Cuesta. Vaya que se hace difícil ponerse frente al teclado y tratar de escribir algo que despierte por lo menos una sonrisa en momentos como éste, en que cada día asoma más inquietante que el anterior.
La pandemia nos ahoga en la incertidumbre, nos indignan los que siguen atornillando al revés, tenemos familiares o amigos luchando por salir adelante -léase volver a pararse- nuestro sistema nervioso ya no es tan sistemático y ante tal panorama no es raro que estemos pesimistas, amargados y hasta paranoicos. Si esto se prolonga, los sobrevivientes se van a preguntar, ¿será cierto que antes de la irrupción del coronavirus la gente se reía?
Para que ello no ocurra, tratemos de mantener en alto la bandera del humor, con cosillas como la de aquel que dijo “por fin me tocó un bono, el bonotocai”, o la publicidad de una marca de pisco que incluye en la compra de una botella el regalo de tres pares de calzoncillos para no tener que andar a lo gringo hasta el fin de la cuarentena.
Otro relacionado con los bonos. Dicen que son como una olla sin orejas llena de agua hirviendo. No hay cómo agarrarlos. También se han puesto graciosos los hinchas de la U, inventándole apodos –todos irreproducibles- a su DT venezolano. Y ni hablar de lo repetido que resulta que te digan que te responderá la doctora Daza cada vez que preguntas hasta por dónde dejaron el café.
Reír para no llorar. Es lo que me sucede después de conocer a Kidd Tetoon, el muchacho que fue detenido por hacer un video con apoyo multidisciplinario en plena prohibición de actos masivos. Yo creía que después de haber visto y oído a Bad Bunny, Ozuna, Daddy Yankee y a otros próceres de lo insoportable, ya nada me podría sorprender, pero apareció el gordito y no me quedó otra que largar la carcajada. Me alegré sinceramente, porque me surgió de forma espontánea y, sobre todo, porque impidió que me pusiera a llorar pensando en Mozart, Chopin, Violeta, John y Paul.

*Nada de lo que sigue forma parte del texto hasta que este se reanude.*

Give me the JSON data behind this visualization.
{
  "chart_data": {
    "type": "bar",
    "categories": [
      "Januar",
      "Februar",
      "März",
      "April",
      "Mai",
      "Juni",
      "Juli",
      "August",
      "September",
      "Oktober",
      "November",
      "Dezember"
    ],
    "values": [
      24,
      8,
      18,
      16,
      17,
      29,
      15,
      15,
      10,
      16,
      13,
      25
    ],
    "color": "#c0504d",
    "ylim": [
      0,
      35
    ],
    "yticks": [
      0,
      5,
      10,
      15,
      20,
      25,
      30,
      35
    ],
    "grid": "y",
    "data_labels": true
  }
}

No es lo único, por supuesto. Igualmente me ha sacado de la languidez el estado de las palomas instaladas en las calles por los comandos de los candidatos a gobernador, alcalde, constituyente o concejal. No debería ser causa de risa, porque demandan gastos que en buena medida salen de nuestro propio bolsillo, pero ver el desparramo de travesaños sosteniendo unos cuantos dientes, último recuerdo de lo que había sido el mejor ángulo de un sonriente pretendiente a autoridad, o un mechón de pelo igualmente peinado con esmero, obliga a pensar en si vale la pena que sigan insistiendo en esa forma de propaganda, porque, sinceramente, ¿las palomas sirven para algo mejor que para el desahogo del primer energúmeno que miró para todos los lados para comprobar que no lo estaban mirando o grabando en video antes de romper el cartelito? Para peor, la postergación de las elecciones hace necesaria la elaboración de nuevo material, que impajaritablemente va a tener el mismo fin que su antecesor.
Son malos días para encontrar razones para reír con ganas, es cierto. Sin embargo, no perdamos la esperanza, porque hasta esto tendrá que pasar a la historia. ¿Cuándo? La doctora Daza responderá esa pregunta.